Extensive new infrastructure

The VDE 8.2 project received the go-ahead from the European Commission in 2009. It is co-funded by the European Regional Development Fund under the ‘Convergence’ objective.

The project’s total track length will be 131 km, although the route distance between Erfurt in the south and the cities of Halle (Saale) and Leipzig in the north is around half that distance (61 km). It is part of the VDE 8 traffic project, an important new high-speed rail route for passengers and freight travelling between Nuremberg and Berlin. It is therefore also a crucial link in the EU's expanding Trans-European Networks, specifically regarding the north-south route between Berlin and Messina (Sicily).

Impetus for the project came from the realisation that existing rail infrastructure between Berlin and Munich will be unable to cope with expected traffic increases in the near future. Planners of the VDE 8 and sub-sections such as the VDE 8.2 stretch therefore aim to create sufficient new passenger and goods capacity for regions crossed by this rail line – ultimately benefiting international rail traffic too.

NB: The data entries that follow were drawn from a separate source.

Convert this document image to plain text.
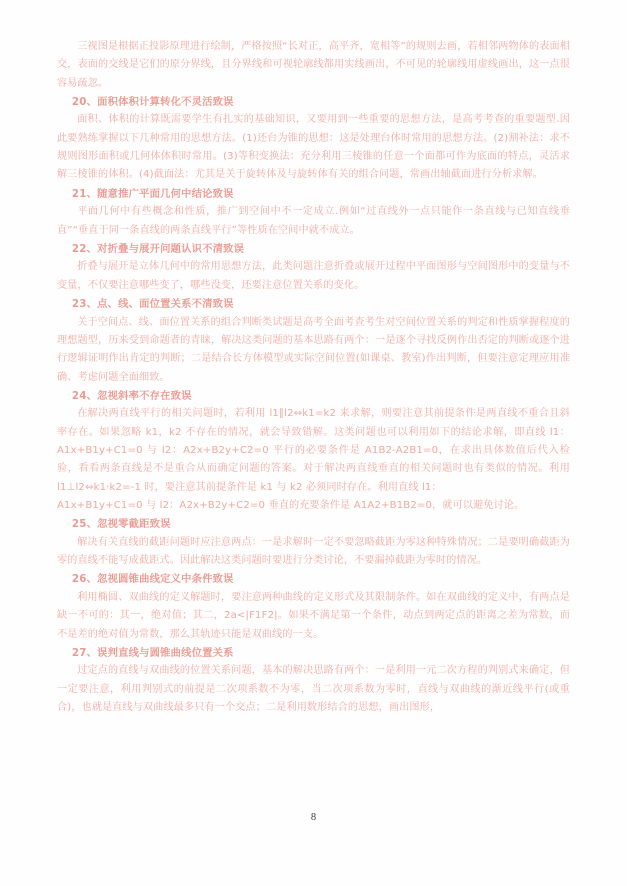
三视图是根据正投影原理进行绘制，严格按照“长对正，高平齐，宽相等”的规则去画，若相邻两物体的表面相交，表面的交线是它们的原分界线，且分界线和可视轮廓线都用实线画出，不可见的轮廓线用虚线画出，这一点很容易疏忽。

20、面积体积计算转化不灵活致误

面积、体积的计算既需要学生有扎实的基础知识，又要用到一些重要的思想方法，是高考考查的重要题型.因此要熟练掌握以下几种常用的思想方法。(1)还台为锥的思想：这是处理台体时常用的思想方法。(2)割补法：求不规则图形面积或几何体体积时常用。(3)等积变换法：充分利用三棱锥的任意一个面都可作为底面的特点，灵活求解三棱锥的体积。(4)截面法：尤其是关于旋转体及与旋转体有关的组合问题，常画出轴截面进行分析求解。

21、随意推广平面几何中结论致误

平面几何中有些概念和性质，推广到空间中不一定成立.例如“过直线外一点只能作一条直线与已知直线垂直”“垂直于同一条直线的两条直线平行”等性质在空间中就不成立。

22、对折叠与展开问题认识不清致误

折叠与展开是立体几何中的常用思想方法，此类问题注意折叠或展开过程中平面图形与空间图形中的变量与不变量，不仅要注意哪些变了，哪些没变，还要注意位置关系的变化。

23、点、线、面位置关系不清致误

关于空间点、线、面位置关系的组合判断类试题是高考全面考查考生对空间位置关系的判定和性质掌握程度的理想题型，历来受到命题者的青睐，解决这类问题的基本思路有两个：一是逐个寻找反例作出否定的判断或逐个进行逻辑证明作出肯定的判断；二是结合长方体模型或实际空间位置(如课桌、教室)作出判断，但要注意定理应用准确、考虑问题全面细致。

24、忽视斜率不存在致误

在解决两直线平行的相关问题时，若利用 l1∥l2⇔k1=k2 来求解，则要注意其前提条件是两直线不重合且斜率存在。如果忽略 k1，k2 不存在的情况，就会导致错解。这类问题也可以利用如下的结论求解，即直线 l1：A1x+B1y+C1=0 与 l2：A2x+B2y+C2=0 平行的必要条件是 A1B2-A2B1=0，在求出具体数值后代入检验，看看两条直线是不是重合从而确定问题的答案。对于解决两直线垂直的相关问题时也有类似的情况。利用 l1⊥l2⇔k1·k2=-1 时，要注意其前提条件是 k1 与 k2 必须同时存在。利用直线 l1：

A1x+B1y+C1=0 与 l2：A2x+B2y+C2=0 垂直的充要条件是 A1A2+B1B2=0，就可以避免讨论。

25、忽视零截距致误

解决有关直线的截距问题时应注意两点：一是求解时一定不要忽略截距为零这种特殊情况；二是要明确截距为零的直线不能写成截距式。因此解决这类问题时要进行分类讨论，不要漏掉截距为零时的情况。

26、忽视圆锥曲线定义中条件致误

利用椭圆、双曲线的定义解题时，要注意两种曲线的定义形式及其限制条件。如在双曲线的定义中，有两点是缺一不可的：其一，绝对值；其二，2a<|F1F2|。如果不满足第一个条件，动点到两定点的距离之差为常数，而不是差的绝对值为常数，那么其轨迹只能是双曲线的一支。

27、误判直线与圆锥曲线位置关系

过定点的直线与双曲线的位置关系问题，基本的解决思路有两个：一是利用一元二次方程的判别式来确定，但一定要注意，利用判别式的前提是二次项系数不为零，当二次项系数为零时，直线与双曲线的渐近线平行(或重合)，也就是直线与双曲线最多只有一个交点；二是利用数形结合的思想，画出图形，

8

Multiple new engineering structures are to be built during the project, covering around 13.9 km in total. They will include nine tunnels and 10 bridges.

Faster travel, easier trips

Once completed, the Erfurt to Leipzig/Halle (Saale) rail line is expected to benefit some two million people living around the project area. They will enjoy easier access to high-speed trains between southern and north-eastern Germany.

Designers are planning for top speeds as high as 300 km/hour for rail passenger traffic. This will cut approximately two hours off the travel time between the cities located at either end of this stretch, to as little as one hour. As a result, the total travel time between Munich and Berlin will be lowered to around four hours.

Further benefits of the project should include a shift  ofpassengers and freight from the road to more environmentally friendly rail transport. This would help to decrease local transport-related carbon emissions and environmental pollution.